Vous accédez à l’élite à l’âge de 29 ans. C’était le moment manifestement.

J’en suis conscient. Mon contrat porte sur un an avec option. Je dois consentir le nécessaire afin de rebondir.

Le moins que l’on puisse dire est que vous avez raté vos débuts.

Impossible de le nier. Ce qui m’a le plus surpris, c’est la qualité de nos adversaires. J’ignore si le GBA était en état de grâce lors de notre visite. Cela étant, quelle belle formation. Tout comme Genk. Anderlecht, je savais à quoi m’en tenir…

L’attaquant que vous êtes va être jugé rapidement si cherchez trop longtemps le chemin des filets. Or, le climat actuel ne favorise guère une acclimatation harmonieuse.

Faut faire abstraction de tout cela. Quel que soit le problème, il se réglera sur le terrain. Si les résultats sont au rendez-vous, les crises s’aplanissent. Les malentendus deviennent plus simples à cerner. L’enchaînement positif provoque des solutions.

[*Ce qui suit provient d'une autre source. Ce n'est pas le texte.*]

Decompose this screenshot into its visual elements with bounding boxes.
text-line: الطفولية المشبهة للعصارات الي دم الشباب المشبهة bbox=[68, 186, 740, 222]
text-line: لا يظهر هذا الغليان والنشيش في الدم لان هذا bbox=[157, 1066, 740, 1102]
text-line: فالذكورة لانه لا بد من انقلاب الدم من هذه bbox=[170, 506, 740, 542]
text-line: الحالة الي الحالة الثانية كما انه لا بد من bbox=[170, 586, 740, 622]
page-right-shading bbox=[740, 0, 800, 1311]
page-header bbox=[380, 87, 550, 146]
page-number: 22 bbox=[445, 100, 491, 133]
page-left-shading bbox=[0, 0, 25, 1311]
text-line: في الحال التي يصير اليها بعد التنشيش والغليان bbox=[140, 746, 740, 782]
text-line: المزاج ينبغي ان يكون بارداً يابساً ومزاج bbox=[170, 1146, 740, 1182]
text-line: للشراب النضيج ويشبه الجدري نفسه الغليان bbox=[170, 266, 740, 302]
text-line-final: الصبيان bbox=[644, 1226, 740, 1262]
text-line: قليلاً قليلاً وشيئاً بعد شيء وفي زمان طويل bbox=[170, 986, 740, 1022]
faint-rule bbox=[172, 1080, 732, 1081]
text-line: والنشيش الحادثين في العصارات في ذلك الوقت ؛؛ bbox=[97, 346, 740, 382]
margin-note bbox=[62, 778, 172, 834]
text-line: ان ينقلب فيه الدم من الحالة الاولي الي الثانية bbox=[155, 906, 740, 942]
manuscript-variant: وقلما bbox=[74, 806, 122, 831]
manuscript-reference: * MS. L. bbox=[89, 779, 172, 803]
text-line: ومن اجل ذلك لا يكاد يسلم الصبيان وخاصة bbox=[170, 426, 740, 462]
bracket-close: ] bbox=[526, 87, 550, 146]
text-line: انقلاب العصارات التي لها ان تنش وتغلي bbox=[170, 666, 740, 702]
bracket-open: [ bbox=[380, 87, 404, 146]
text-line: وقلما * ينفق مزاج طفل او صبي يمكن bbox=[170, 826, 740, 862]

Mais une bonne ambiance amène également les victoires…

Je veux dire: évitons de nous réfugier derrière une période de basse conjoncture. La grogne n’excuse nullement les 8 buts encaissés à Anvers. Explique moins encore que nous ayons été inexistants à Genk. Le problème se situe dans la tête. Trouver l’aplomb. Se rendre compte que nous avons les moyens de bien vivre. J’espère que ce nul contre le Lierse servira de déclic. A défaut d’un succès attendu, nous quittons néanmoins la lanterne rouge.

Votre prochain déplacement n’a rien d’un cadeau.

Nous nous rendons à Bruges. Faudra bien un jour que nous gagnions en déplacement! Pourquoi pas là?